Gözü yılmak: Daha önce denediği için o durumla karşılaşmaktan korkmak, o işe girişmekten çekinmek.

Gözü yükseklerde olmak: Hâlen bulunduğu durumdan daha yüksek bir duruma ya da mevkiye çıkmak istemek, böyle bir amacı gütmek.

Göz yummak: Kabahatlerini, kusurlarını hoş karşılamak, görmezlikten gelmek, bağışlamak

Göz yummamak: 1. Hoş görmemek, bağışlamamak. 2. Hiç uyumamak.

Gururunu okşamak: Bir kimseyi yüzüne karşı överek, becerilerini söyleyerek duygulandırmak.

Gücüne gitmek: Bir söz, bir davranış bir kimsenin onuruna dokunmak, o kimseye ağır gelmek.

Güllük gülistanlık: Sorunları bulunmayan; neşe, bolluk ve huzur içinde olan yer.

Gülmekten kırılmak: Aşırı ölçüde gülmek, çok gülmekten halsiz düşmek.
Gülüp geçmek: Bir durumu umursamamak, aldırış etmemek, gülünç bulup üzerinde durmamak.

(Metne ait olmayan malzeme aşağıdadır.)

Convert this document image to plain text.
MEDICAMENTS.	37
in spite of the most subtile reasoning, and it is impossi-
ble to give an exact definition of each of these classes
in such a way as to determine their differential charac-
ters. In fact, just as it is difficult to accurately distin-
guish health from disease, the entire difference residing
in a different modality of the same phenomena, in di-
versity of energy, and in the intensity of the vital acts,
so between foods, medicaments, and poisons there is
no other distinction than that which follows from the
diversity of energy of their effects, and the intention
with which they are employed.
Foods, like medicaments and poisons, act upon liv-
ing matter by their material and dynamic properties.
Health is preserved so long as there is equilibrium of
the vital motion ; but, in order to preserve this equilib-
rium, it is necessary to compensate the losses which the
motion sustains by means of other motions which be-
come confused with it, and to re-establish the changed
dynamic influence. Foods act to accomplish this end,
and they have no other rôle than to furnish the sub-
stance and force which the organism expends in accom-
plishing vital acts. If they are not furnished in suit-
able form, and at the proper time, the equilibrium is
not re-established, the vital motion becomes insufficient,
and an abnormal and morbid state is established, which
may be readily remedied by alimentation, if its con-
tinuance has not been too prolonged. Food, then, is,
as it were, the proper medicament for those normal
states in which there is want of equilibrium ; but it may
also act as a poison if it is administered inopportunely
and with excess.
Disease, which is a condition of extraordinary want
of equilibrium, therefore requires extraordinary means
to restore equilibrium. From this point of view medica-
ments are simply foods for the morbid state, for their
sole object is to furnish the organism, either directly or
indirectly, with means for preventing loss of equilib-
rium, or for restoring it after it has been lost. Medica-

Günaha girmek: Dini bakımdan suç sayılacak bir iş yapmak ya da söz söylemek.

Günaha sokmak: Günah işlemesine yol açmak, dinin buyrukları dışına çıkmasına zemin hazırlamak.

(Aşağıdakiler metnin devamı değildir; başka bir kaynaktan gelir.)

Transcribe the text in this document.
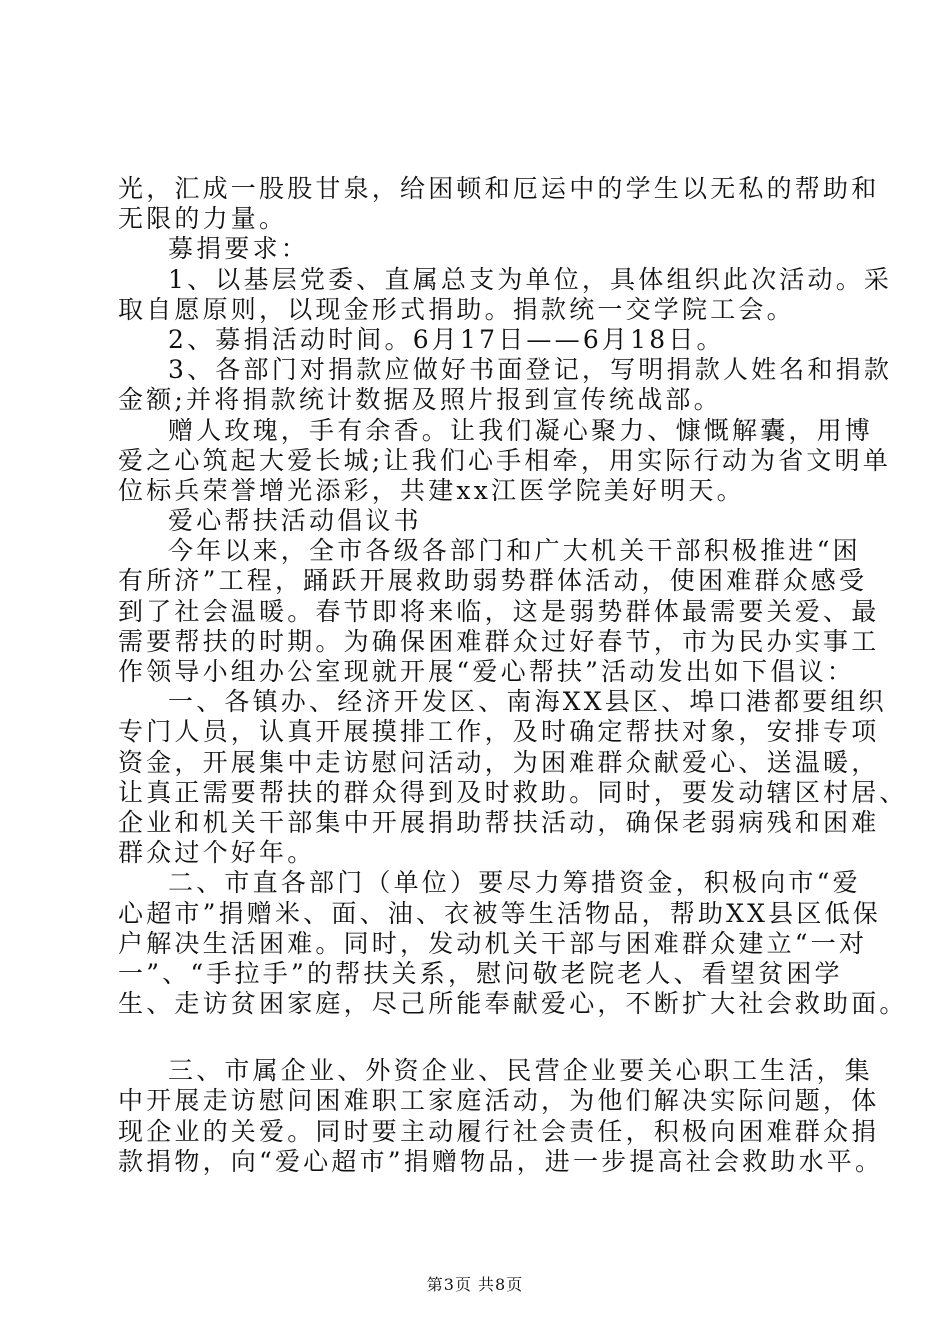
光，汇成一股股甘泉，给困顿和厄运中的学生以无私的帮助和
无限的力量。
募捐要求：
1、以基层党委、直属总支为单位，具体组织此次活动。采
取自愿原则，以现金形式捐助。捐款统一交学院工会。
2、募捐活动时间。6月17日——6月18日。
3、各部门对捐款应做好书面登记，写明捐款人姓名和捐款
金额;并将捐款统计数据及照片报到宣传统战部。
赠人玫瑰，手有余香。让我们凝心聚力、慷慨解囊，用博
爱之心筑起大爱长城;让我们心手相牵，用实际行动为省文明单
位标兵荣誉增光添彩，共建xx江医学院美好明天。
爱心帮扶活动倡议书
今年以来，全市各级各部门和广大机关干部积极推进“困
有所济”工程，踊跃开展救助弱势群体活动，使困难群众感受
到了社会温暖。春节即将来临，这是弱势群体最需要关爱、最
需要帮扶的时期。为确保困难群众过好春节，市为民办实事工
作领导小组办公室现就开展“爱心帮扶”活动发出如下倡议：
一、各镇办、经济开发区、南海XX县区、埠口港都要组织
专门人员，认真开展摸排工作，及时确定帮扶对象，安排专项
资金，开展集中走访慰问活动，为困难群众献爱心、送温暖，
让真正需要帮扶的群众得到及时救助。同时，要发动辖区村居、
企业和机关干部集中开展捐助帮扶活动，确保老弱病残和困难
群众过个好年。
二、市直各部门（单位）要尽力筹措资金，积极向市“爱
心超市”捐赠米、面、油、衣被等生活物品，帮助XX县区低保
户解决生活困难。同时，发动机关干部与困难群众建立“一对
一”、“手拉手”的帮扶关系，慰问敬老院老人、看望贫困学
生、走访贫困家庭，尽己所能奉献爱心，不断扩大社会救助面。
三、市属企业、外资企业、民营企业要关心职工生活，集
中开展走访慰问困难职工家庭活动，为他们解决实际问题，体
现企业的关爱。同时要主动履行社会责任，积极向困难群众捐
款捐物，向“爱心超市”捐赠物品，进一步提高社会救助水平。
第3页 共8页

Günahını vermez: “Çok cimri, eli sıkı, hasis” kimselerin durumunu anlatmak için kullanılır.

Günah işlemek: Dince suç sayılan bir iş yapmak.

Gün almak: 1. Bir iş yapmak için ilgili kişiden gün ayırmasını; belirli bir tarih tespit etmesini istemek, randevu almak. 2. Yaşını bitirip daha sonraki yılın bir ya da birkaç gününü almak.

Gün batmak: Güneş batmak.

Güneş almak: Bir yere güneş ışığı ulaşmak.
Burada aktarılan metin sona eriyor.